Shaun Gladwell. Shaun Gladwell is one of Australia's leading contemporary artists. Working across video, performance, painting and sculpture, Gladwell has exhibited extensively both in Australia and overseas. His solo and collaborative works critique personal history, memory and contemporary culture.
Clement Meadmore. Well known as a sculptor, Meadmore began his career as a designer. His furniture was sold at Marion Hall Best’s showrooms and his lighting design shown at the 1956 Melbourne Olympics Arts Festival alongside the work of designers such as Grant Featherston. Meadmore ran Max Hutchinson's Gallery A, Melbourne, in the late 1950s. In 1963 he moved to New York, where he concentrated primarily on his work as a sculptor.
Margaret Olley. After her first Australian solo painting exhibitions, Olley worked and exhibited in France in the 1950s. An endearing personality, Olley had many travelling and working friendships with other Australian artists. Olley died at her home in Paddington, Sydney, on 26th July 2011.

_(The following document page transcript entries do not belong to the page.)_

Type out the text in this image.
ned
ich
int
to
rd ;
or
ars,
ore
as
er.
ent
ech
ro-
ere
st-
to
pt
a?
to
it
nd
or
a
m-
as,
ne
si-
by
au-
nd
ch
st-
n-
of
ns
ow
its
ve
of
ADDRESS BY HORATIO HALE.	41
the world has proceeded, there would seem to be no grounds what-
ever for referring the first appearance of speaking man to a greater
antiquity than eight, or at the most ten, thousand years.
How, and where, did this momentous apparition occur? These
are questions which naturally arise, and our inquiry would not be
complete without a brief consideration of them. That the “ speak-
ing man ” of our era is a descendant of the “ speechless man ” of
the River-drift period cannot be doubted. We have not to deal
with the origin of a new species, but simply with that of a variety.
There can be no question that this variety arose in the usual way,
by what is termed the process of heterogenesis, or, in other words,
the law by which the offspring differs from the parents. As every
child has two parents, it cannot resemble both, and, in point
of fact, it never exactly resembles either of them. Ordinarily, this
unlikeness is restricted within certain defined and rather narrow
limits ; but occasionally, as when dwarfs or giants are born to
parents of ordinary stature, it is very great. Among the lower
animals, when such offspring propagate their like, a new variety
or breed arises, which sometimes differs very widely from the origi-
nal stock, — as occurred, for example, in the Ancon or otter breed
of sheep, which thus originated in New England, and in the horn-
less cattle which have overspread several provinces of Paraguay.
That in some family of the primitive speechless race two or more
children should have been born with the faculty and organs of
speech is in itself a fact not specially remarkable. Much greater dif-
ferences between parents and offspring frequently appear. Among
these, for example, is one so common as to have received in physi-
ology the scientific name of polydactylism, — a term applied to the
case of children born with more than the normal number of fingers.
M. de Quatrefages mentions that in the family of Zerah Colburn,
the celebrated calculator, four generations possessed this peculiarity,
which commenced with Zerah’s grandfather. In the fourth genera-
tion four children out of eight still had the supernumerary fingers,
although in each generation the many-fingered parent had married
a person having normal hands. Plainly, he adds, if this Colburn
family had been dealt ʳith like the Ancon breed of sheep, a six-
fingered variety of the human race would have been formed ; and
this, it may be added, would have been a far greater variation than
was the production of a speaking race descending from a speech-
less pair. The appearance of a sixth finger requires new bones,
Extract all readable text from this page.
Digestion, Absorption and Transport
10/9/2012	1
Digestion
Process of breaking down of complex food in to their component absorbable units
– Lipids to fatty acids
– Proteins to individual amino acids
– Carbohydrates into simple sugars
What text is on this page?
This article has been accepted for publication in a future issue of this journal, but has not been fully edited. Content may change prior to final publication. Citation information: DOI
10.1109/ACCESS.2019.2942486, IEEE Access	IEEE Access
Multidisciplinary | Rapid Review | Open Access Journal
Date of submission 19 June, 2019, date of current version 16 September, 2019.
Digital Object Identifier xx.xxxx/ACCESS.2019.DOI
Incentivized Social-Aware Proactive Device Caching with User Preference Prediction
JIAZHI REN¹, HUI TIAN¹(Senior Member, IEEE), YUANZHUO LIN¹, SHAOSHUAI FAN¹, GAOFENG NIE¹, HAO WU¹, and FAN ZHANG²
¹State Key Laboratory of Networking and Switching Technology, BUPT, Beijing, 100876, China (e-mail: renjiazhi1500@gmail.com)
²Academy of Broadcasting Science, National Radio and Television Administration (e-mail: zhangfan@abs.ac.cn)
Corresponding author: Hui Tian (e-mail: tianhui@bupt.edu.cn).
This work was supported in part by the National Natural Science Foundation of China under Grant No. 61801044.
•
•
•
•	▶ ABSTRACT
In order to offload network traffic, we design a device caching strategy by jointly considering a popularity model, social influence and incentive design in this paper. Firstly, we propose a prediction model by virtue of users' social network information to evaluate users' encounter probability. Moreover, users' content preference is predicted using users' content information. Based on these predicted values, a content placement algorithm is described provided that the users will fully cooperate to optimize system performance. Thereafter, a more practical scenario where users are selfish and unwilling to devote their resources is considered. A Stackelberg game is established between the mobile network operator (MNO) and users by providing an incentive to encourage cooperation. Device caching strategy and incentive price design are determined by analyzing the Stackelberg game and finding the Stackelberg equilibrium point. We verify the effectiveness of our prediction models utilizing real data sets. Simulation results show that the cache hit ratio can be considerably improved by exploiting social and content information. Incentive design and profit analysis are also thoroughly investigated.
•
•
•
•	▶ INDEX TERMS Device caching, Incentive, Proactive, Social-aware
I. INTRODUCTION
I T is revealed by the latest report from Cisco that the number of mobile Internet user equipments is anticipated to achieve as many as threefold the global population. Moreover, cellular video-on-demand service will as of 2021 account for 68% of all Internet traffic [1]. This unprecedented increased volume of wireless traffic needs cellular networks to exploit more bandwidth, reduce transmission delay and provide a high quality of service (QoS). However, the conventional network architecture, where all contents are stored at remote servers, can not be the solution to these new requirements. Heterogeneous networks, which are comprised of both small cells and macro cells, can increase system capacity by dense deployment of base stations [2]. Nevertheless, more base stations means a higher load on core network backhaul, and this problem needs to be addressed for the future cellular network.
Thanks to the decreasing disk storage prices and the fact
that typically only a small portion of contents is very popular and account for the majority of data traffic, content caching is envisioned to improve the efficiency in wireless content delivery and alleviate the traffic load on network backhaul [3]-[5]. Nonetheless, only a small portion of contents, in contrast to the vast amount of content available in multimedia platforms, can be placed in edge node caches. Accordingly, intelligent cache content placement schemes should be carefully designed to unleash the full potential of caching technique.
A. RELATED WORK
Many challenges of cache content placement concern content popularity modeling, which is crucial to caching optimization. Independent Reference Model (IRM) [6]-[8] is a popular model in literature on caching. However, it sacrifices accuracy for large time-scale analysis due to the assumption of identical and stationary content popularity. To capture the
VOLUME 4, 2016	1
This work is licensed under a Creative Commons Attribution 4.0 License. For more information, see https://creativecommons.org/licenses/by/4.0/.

Mike Parr. Working across a range of media that includes performance, installation, sculpture, drawing, drypoint etching and photography, Mike Parr is regarded as one of the most successful Australian artists of his generation. Parr has realised over 1000 works within the context of his self-imposed 'Self-Portrait' series.
Martin Sharp. Late 20th century Sydney artist. Sharp's 1964 cartoon "The Word Spread Round the Arms", published in "Oz" was seen to breach the Obscene and Indecent Publications Act and resulted in charges being laid against Sharp and his editors. Later, after reprising his antipodean success with the London edition of "Oz", he returned to Australia where he founded the Yellow House at 59 Macleay Street Potts Point.
Ken Muggleston. Muggleston worked in props as a set designer and art director for feature films such as "Oliver" (1968); The Piano (1993); The Taming of the Shrew (1967); NO... SONO VERGINE (1973). He was also a major contributor to the "National Studios", Pagewood productions.
Hulda Ulivia Agt Jorgensen. Danish-born painter and benefactor, exhibited at the Royal Art Society of New South Wales as 'Mrs Tom Marshall' and, as heir to the estate of her husband (a Trustee of the Art Gallery of New South Wales), oversaw the Marshall Bequest to the Art Gallery of New South Wales
Silas Clifford-Smith. Silas Clifford-Smith has been active as an artist in Australia since 2011. He is a painter, occasionally working in pastel or lino-cut. He is the author of two two art monographs: "Percy Lindsay: artist and bohemian" (Australian Scholarly Publishing, 2011), and a biography of his parents: "Under Moonlight: a portrait of Great Bardfield artists Stanley Clifford-Smith and Joan Glass" (self-published, 2016).